Wednesday, June 15, 2011

Read Jin's Inspiring Harvard Commencement Speech

A “Major Conspiracy” at Harvard

Commencement Speech - 2006

Jin Kyu (Suh) Robertson

I must be a slow walker. It took me sixteen years to climb up to stand here today.

Or maybe I am a slow learner. It took me five decades to realize the purpose of my life.

One snowy winter night in Korea, a twelve-year old girl was standing outside her Mother’s tavern while carrying her baby brother on her back, trying to help him fall asleep.

Behind the steamed glass door, she saw her Mother arguing with town drunkards and her Father trying to separate them.

Then along with the drunkards, her Father came out to go to work at the railroad station.

With a broad smile, he patted her head.

As his rusty bike slid away precariously over the frozen snow, his small back soon disappeared into the dark alley, leaving behind a thin trace of white smoke.

She then heard the sobbing voice swirling in her heart: “It’s not our fault to be born poor. And what we are born into does not decide how we must live! Someday, I will become somebody and take good care of you.”

Thus began my long journey to arrive here today.

Studying, I believed, was the only way. But I found myself working as a factory girl and a waitress. As my hope faded, I was ready to let my life go.

But that’s when I saw a newspaper ad, looking for a housemaid for a family in America.

On a sunny spring day in 1971, the statue of liberty welcomed me to my new beginning. I spoke very little English and had only a hundred dollars to my name. But I was happy. I was only twenty-two and had a dream.

But life in America was full of surprising turns. At twenty-eight, I ended up as a private in the U.S. Army. Heading to the training camp, I was devastated to leave behind my eight-month old baby girl.

But fourteen years later, as a captain in the U.S. Army, I joined the scholars at Harvard for a master’s degree. Best part? All expenses paid by a generous relative: our wonderful Uncle Sam.

Studying at Harvard for a woman in her early forties while competing with the young and the restless was quite a struggle.

What a relief that was to make it through and return to the army in one piece. But less than five years later, I bade farewell to the bright prospects of an Army MAJOR and came back to Harvard for a bigger challenge: the doctoral degree.

Following this “MAJOR MOM,” my daughter Jasmin joined our Harvardians. Mother and daughter side by side together searched for VE-RI-TAS, making new history in this yard.

Professor Gomes confessed that it was his first time: baptizing a child first then the mother in this very church.

Jasmin graduated in the year 2000 and, this time, left me behind. She is now an army captain standing watch to defend our wonderful way of life.

I was even given a chance to teach the undergraduates. I am sure you all agree with my assessment. They know everything. They are never wrong and never shy in speaking their minds. Indeed, this tough ex-soldier was scared by this challenge. Then it occurred to me. There was something I could talk about with no fear. Life itself!

Into the curious minds of my book-smart students, I poured life stories of real people in lands far, far away from Harvard.
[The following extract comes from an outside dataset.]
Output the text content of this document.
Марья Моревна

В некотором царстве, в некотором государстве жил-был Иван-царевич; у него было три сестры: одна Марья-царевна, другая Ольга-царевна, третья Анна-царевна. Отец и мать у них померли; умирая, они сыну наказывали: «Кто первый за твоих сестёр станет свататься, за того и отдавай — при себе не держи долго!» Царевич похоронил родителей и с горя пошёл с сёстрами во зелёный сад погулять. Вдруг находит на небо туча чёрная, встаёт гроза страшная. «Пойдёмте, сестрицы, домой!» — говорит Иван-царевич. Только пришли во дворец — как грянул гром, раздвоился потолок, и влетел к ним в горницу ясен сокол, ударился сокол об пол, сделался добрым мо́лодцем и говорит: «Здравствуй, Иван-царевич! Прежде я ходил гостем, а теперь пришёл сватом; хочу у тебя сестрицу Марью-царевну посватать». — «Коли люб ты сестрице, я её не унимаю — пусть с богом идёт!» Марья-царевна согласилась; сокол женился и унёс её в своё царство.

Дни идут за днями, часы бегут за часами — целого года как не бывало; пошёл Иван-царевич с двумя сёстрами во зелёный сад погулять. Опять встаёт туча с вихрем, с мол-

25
Hoping to awaken those endless possibilities, I even shared the story of my own life.

I said, “We cannot choose our own birth. We cannot escape from death. And we cannot have more than one life. But we have a choice of how to live. Make your life as best it can be. It is a chance that will never come again!”

I saw my students reassessing the meaning of life and searching for their visions.
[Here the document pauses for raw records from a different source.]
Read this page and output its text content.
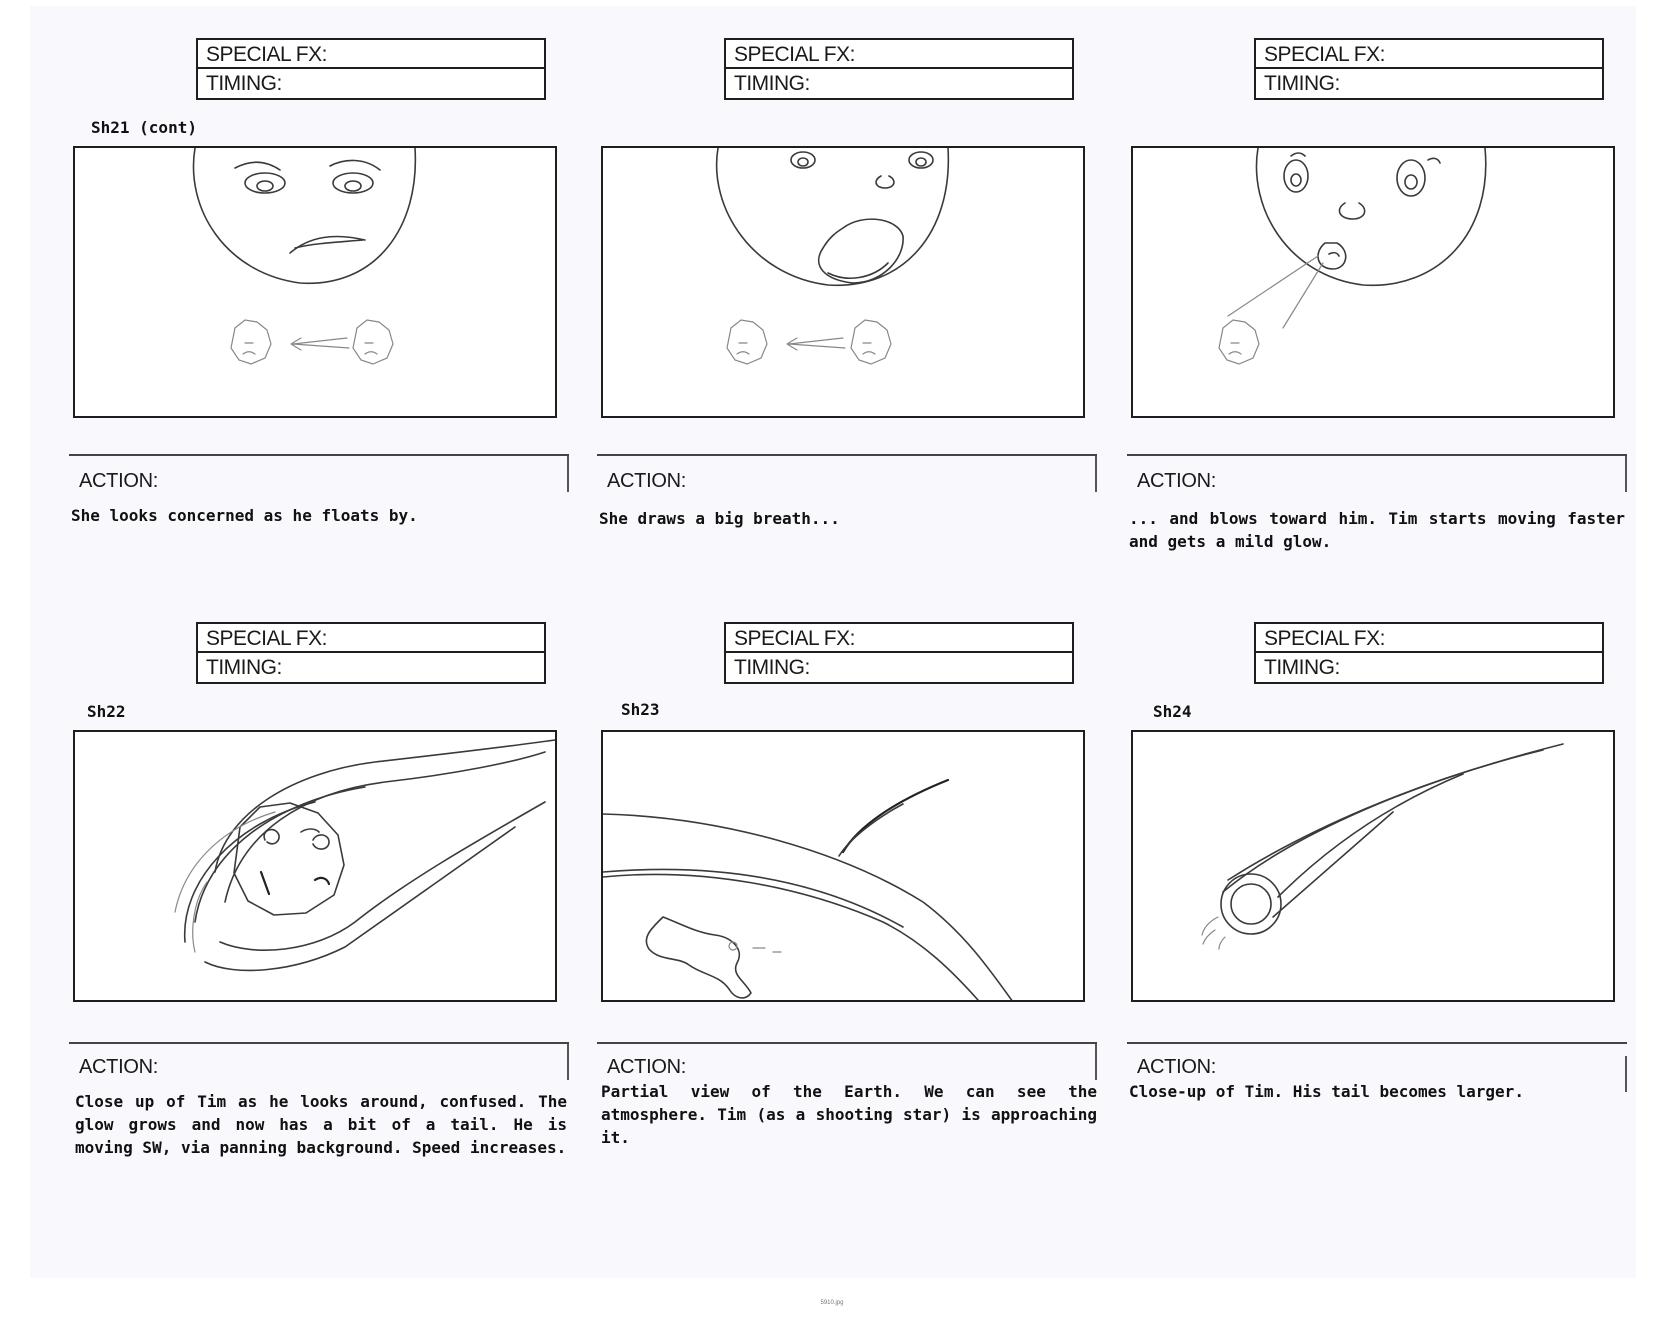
SPECIAL FX:
TIMING:
Sh21 (cont)
ACTION:
She looks concerned as he floats by.
SPECIAL FX:
TIMING:
ACTION:
She draws a big breath...
SPECIAL FX:
TIMING:
ACTION:
... and blows toward him. Tim starts moving faster and gets a mild glow.
SPECIAL FX:
TIMING:
Sh22
ACTION:
Close up of Tim as he looks around, confused. The glow grows and now has a bit of a tail. He is moving SW, via panning background. Speed increases.
SPECIAL FX:
TIMING:
Sh23
ACTION:
Partial view of the Earth. We can see the atmosphere. Tim (as a shooting star) is approaching it.
SPECIAL FX:
TIMING:
Sh24
ACTION:
Close-up of Tim. His tail becomes larger.
5910.jpg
In fact, one of them took a year off from school, worked as a bartender in Shanghai, and returned to Harvard the next year. He confessed that it had not been easy to make a living on his own in a foreign country.
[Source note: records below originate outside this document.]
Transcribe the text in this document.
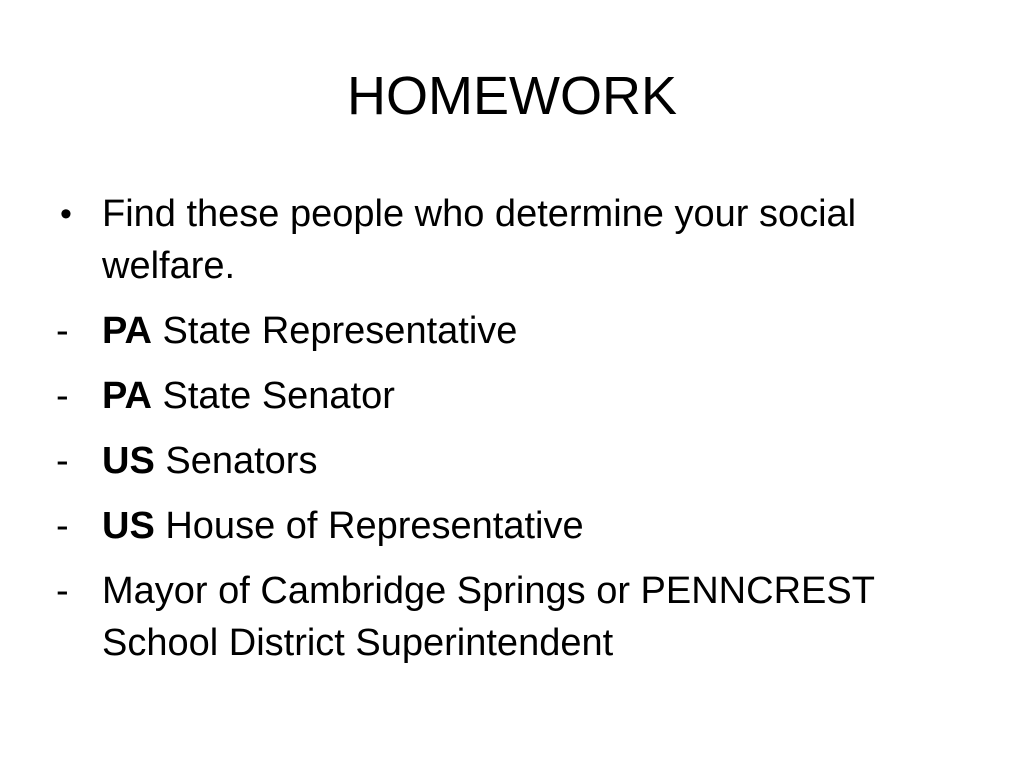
HOMEWORK
• Find these people who determine your social welfare.
- PA State Representative
- PA State Senator
- US Senators
- US House of Representative
- Mayor of Cambridge Springs or PENNCREST School District Superintendent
But he proudly declared that in the process he learned the most important lesson in his life: To appreciate a wonderful lifetime that awaited him.

I then realized the true purpose of my own life: Sharing hope with those feeling hopeless and sharing courage with those building their destiny. And it occurred to me; I finally had become that somebody of my childhood dream.

A “MAJOR CONSPIRACY” at HARVARD!

It was Harvard that brought us here together from all walks of life to make a difference within and without, for now and for the future.

Ladies and Gentlemen, fellow graduates of 2006.

For those who want to live, the sky is the limit.

Give life to your dream. Then it will give you a wonderful life.